Under square one (convolutional neural networks structure uses VGG19, same test collection), the picture category based on CNN Property detection method average recognition rate (Average Precision, AP) be 30.8%, picture attribute based on FCN-MIL is visited The average recognition rate of survey method is 34.0%, and the picture attribute detection method proposed by the present invention based on RSSM-MIL is averagely known Rate is not 42.1%, and two methods are significantly improved earlier above.
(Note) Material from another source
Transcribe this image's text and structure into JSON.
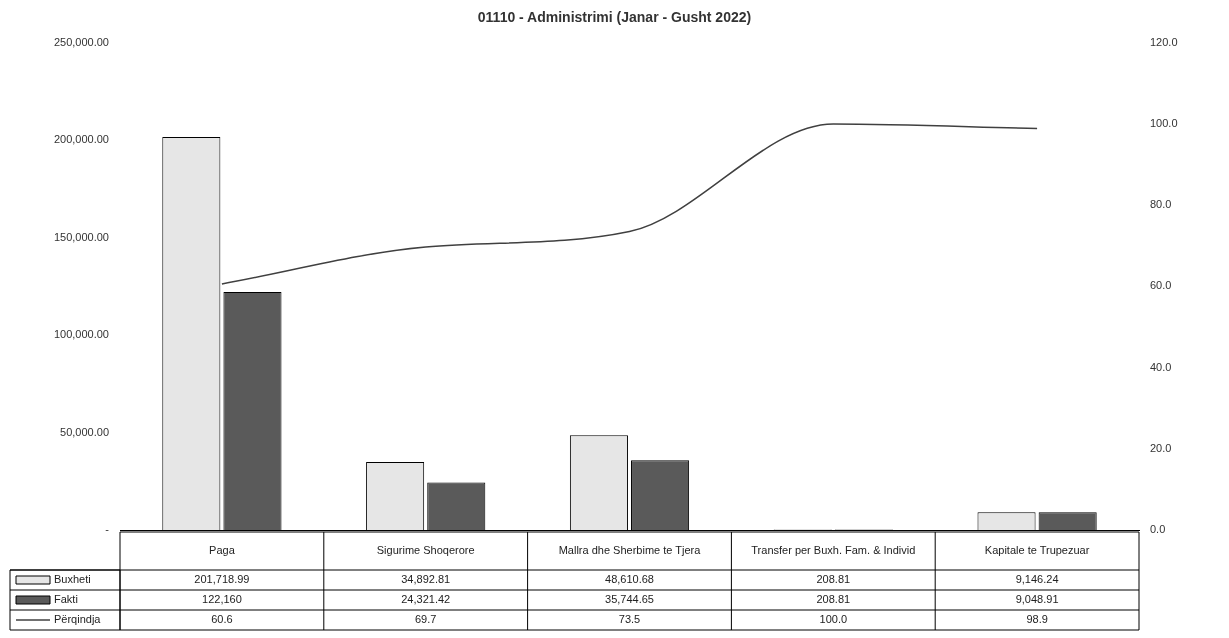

Fig. 4 is the schematic diagram that RSSM combination layers are combined to RSSM characteristic spectrums, exemplified by taking k=2.As k=2, every 4 Width RSSM characteristic spectrums are combined into a width MIL characteristic spectrums.As illustrated, existed with the sliding window of one 2 × 2 with 2 for step-length Enter line slip, the value pair of the MIL characteristic spectrum sliding window upper left positions of generation on characteristic spectrum from top to bottom from left to right The figure of the 1st width RSSM characteristic spectrum upper left positions is answered, the value of the MIL characteristic spectrum sliding window upper right Angle Positions of generation corresponds to The figure of 2nd width RSSM characteristic spectrum upper right Angle Positions, the value of the MIL characteristic spectrum sliding windows lower-left Angle Position of generation corresponding the The figure of 3 width RSSM characteristic spectrums lower-left Angle Positions, the value the corresponding 4th of the MIL characteristic spectrum sliding window lower right positions of generation The figure of width RSSM characteristic spectrum lower right positions.Combination during k=3 or even k=n can similarly be obtained.In characteristic spectrum In the case that size is constant, RSSM more careful can be handled locally picture, can offset feature to a certain extent The undersized adverse effect brought of collection of illustrative plates.

Claims

A kind of 1. picture attribute detection method based on area sensitive score collection of illustrative plates and more case-based learnings, it is characterised in that including with Lower step：

Step 1：Original image is input to convolutional neural networks and obtains RSSM characteristic spectrums, obtained RSSM characteristic spectrums are k² The characteristic spectrum of × 1000 10 × 10；

Step 2：Will be per k by the combination of area sensitive score collection of illustrative plates²Width RSSM characteristic spectrums are combined as a width MIL features Collection of illustrative plates, MIL characteristic spectrums are the characteristic spectrum of 1000 × 10 × 10 sizes；

Step 3：MIL characteristic spectrums are input to more case-based learning networks and obtain the attribute probability vector of picture, attribute probability to Take measurements as 1000 × 1；

Step 4：By setting threshold value to handle the attribute probability vector of 1000 dimensions, recognized more than all properties of threshold value To be attribute possessed by picture.
2. the convolutional neural networks described in claim 1 should include but is not limited to AlexNet, CaffeNet, GoogleNet, VGG16, VGG19 etc. conventional convolutional neural networks structure, the convolutional layer only with its first half and pond layer etc. here, Do not include full articulamentum below, be k to make its output characteristic collection of illustrative plates size²× 1000 × 10 × 10, it is necessary to network parameter Make corresponding modification.
3. the k described in claim 1 and 2 is the integer more than 1, usual k values are 2 or 3.
4. the RSSM described in claim 1 and 2 is area sensitive score collection of illustrative plates (Region-sensitive Score Maps), Its essence is by k²Width characteristic spectrum is combined as the new characteristic spectrum of a width by specific combination, in characteristic spectrum size In the case of constant, RSSM more careful can be handled locally picture, can offset characteristic spectrum to a certain extent The undersized adverse effect brought, the input energy as more case-based learning networks reach more preferable attribute Effect on Detecting.
5. the threshold value shown in claim 4 is usually arranged as empirical value 0.5, through test the threshold value can reach one it is relatively good Picture attribute Effect on Detecting.